Using a different shard occasional can cause a
different acting set to be selected (because of
thresholds about the number of log entries behind
a shard needs to be to perform async recovery) and
this can lead to two shards flip/flopping with
different opinions about what the acting set should be.

Fix is to separate out which shard will be returned
to GetLog from the auth_shard which will be used
for acting set calculations.

Signed-off-by: Bill Scales <bill_scales@uk.ibm.com>
(cherry picked from commit 3c2161ee7350a05e0d81a23ce24cd0712dfef5fb)

osd: Optimized EC don't try to trim past crt

If there is an exceptionally long sequence of partial writes
that did not update a shard that is followed by a full write
then it is possible that the log trim point is ahead of the
previous write to the shard (and hence crt). We cannot trim
beyond crt. In this scenario its fine to limit the trim to crt
because the shard doesn't have any of the log entries for the
partial writes so there is nothing more to trim.

Signed-off-by: Bill Scales <bill_scales@uk.ibm.com>
(cherry picked from commit 645cdf9f61e79764eca019f58a4d9c6b51768c81)

osd: Optimized EC missing call to apply_pwlc after updating pwlc

update_peer_info was updating pwlc with a newer version received
from another shard, but failed to update the peer_info's to
reflect the new pwlc by calling apply_pwlc.

Scenario was primary receiving an update from shard X which had
newer information about shard Y. The code was calling apply_pwlc
for shard X but not for shard Y.

The fix simplifies the logic in update_peer_info - if we are
the primary update all peer_info's that have pwlc. If we
are a non-primary and there is pwlc then update info.

Signed-off-by: Bill Scales <bill_scales@uk.ibm.com>
(cherry picked from commit d19f3a3bcbb848e530e4d31cbfe195973fa9a144)

osd: Optimized EC don't apply pwlc for divergent writes

Split pwlc epoch into a separate variable so that we
can use epoch and version number when comparing if
last_update is within a pwlc range. This ensures that
pwlc is not applied to a shard that has a divergent
write, but still tracks the most recent update of pwlc.

Signed-off-by: Bill Scales <bill_scales@uk.ibm.com>
(cherry picked from commit d634f824f229677aa6df7dded57352f7a59f3597)

osd: Optimized EC present_shards no longer needed

present_shards is no longer needed in the PG log entry, this has been
replaced with code in proc_master_log that calculates which shards were
in the last epoch started and are still present.

Signed-off-by: Bill Scales <bill_scales@uk.ibm.com>
(cherry picked from commit 880a17e39626d99a0b6cc8259523daa83c72802c)

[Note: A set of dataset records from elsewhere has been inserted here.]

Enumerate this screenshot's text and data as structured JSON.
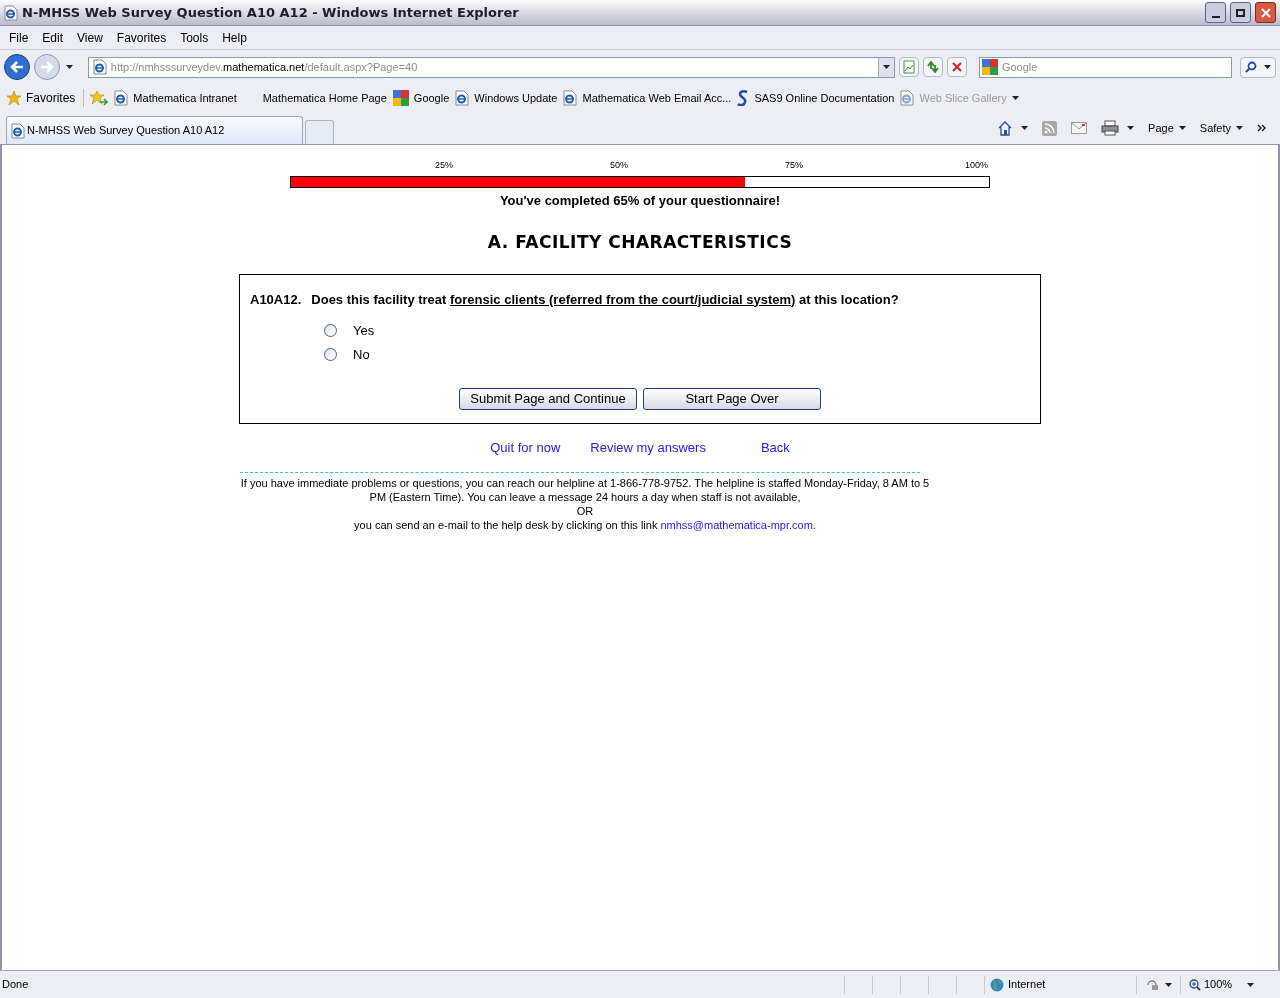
{
  "window": {
    "title": "N-MHSS Web Survey Question A10 A12 - Windows Internet Explorer"
  },
  "menu": [
    "File",
    "Edit",
    "View",
    "Favorites",
    "Tools",
    "Help"
  ],
  "address": {
    "scheme": "http://nmhsssurveydev.",
    "host": "mathematica.net",
    "path": "/default.aspx?Page=40"
  },
  "search": {
    "placeholder": "Google"
  },
  "favorites": {
    "label": "Favorites",
    "items": [
      {
        "kind": "page",
        "label": "Mathematica Intranet",
        "disabled": false
      },
      {
        "kind": "plain",
        "label": "Mathematica Home Page",
        "disabled": false
      },
      {
        "kind": "google",
        "label": "Google",
        "disabled": false
      },
      {
        "kind": "page",
        "label": "Windows Update",
        "disabled": false
      },
      {
        "kind": "page",
        "label": "Mathematica Web Email Acc...",
        "disabled": false
      },
      {
        "kind": "sas",
        "label": "SAS9 Online Documentation",
        "disabled": false
      },
      {
        "kind": "page",
        "label": "Web Slice Gallery",
        "disabled": true
      }
    ]
  },
  "tab": {
    "title": "N-MHSS Web Survey Question A10 A12"
  },
  "commands": [
    "Page",
    "Safety"
  ],
  "progress": {
    "ticks": [
      "25%",
      "50%",
      "75%",
      "100%"
    ],
    "level": 0.65,
    "message": "You've completed 65% of your questionnaire!"
  },
  "section": {
    "title": "A. FACILITY CHARACTERISTICS"
  },
  "question": {
    "number": "A10A12.",
    "text_before": "Does this facility treat ",
    "text_underlined": "forensic clients (referred from the court/judicial system)",
    "text_after": " at this location?",
    "options": [
      {
        "label": "Yes",
        "selected": false
      },
      {
        "label": "No",
        "selected": false
      }
    ],
    "buttons": [
      "Submit Page and Continue",
      "Start Page Over"
    ]
  },
  "links": [
    "Quit for now",
    "Review my answers",
    "Back"
  ],
  "help": {
    "text": "If you have immediate problems or questions, you can reach our helpline at 1-866-778-9752. The helpline is staffed Monday-Friday, 8 AM to 5 PM (Eastern Time). You can leave a message 24 hours a day when staff is not available,",
    "or": "OR",
    "email_text": "you can send an e-mail to the help desk by clicking on this link",
    "email": "nmhss@mathematica-mpr.com."
  },
  "status_bar": {
    "text": "Done",
    "zone": "Internet",
    "zoom": "100%"
  }
}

osd: Optimized EC proc_master_log fix roll-forward logic when shard is absent

Fix bug in optimized EC code where proc_master_log incorrectly did not
roll forward a write if one of the written shards is missing in the current
epoch and there is a stray version of that shard that did not receive the
write.

As long as the currently present shards that participated in les and were
updated by a write have the update then the write should be rolled-forward.

Signed-off-by: Bill Scales <bill_scales@uk.ibm.com>
(cherry picked from commit e0e8117769a8b30b2856f940ab9fc00ad1e04f63)

osd: Refactor find_best_info and choose_acting

Refactor find_best_info to have separate function to calculate
maxles and minlua. The refactor makes history_les_bound
optional, tidy up the choose_acting interface removing this
where it is not used.

Signed-off-by: Bill Scales <bill_scales@uk.ibm.com>
(cherry picked from commit f1826fdbf136dc7c96756f0fb8a047c9d9dda82a)

osd: EC Optimizations proc_master_log boundary case bug fixes

Fix a couple of bugs in proc_master_log for optimized EC
pools dealing with boundary conditions such as an empty
log and merging two logs that diverge from the very first
entry.

Refactor the code to handle the boundary conditions and
neaten up the code.

Predicate the code block with if (pool.info.allows_ecoptimizations())
to make it clear this code path is only for optimized EC pools.

Signed-off-by: Bill Scales <bill_scales@uk.ibm.com>
(cherry picked from commit 1b44fd9991f5f46b969911440363563ddfad94ad)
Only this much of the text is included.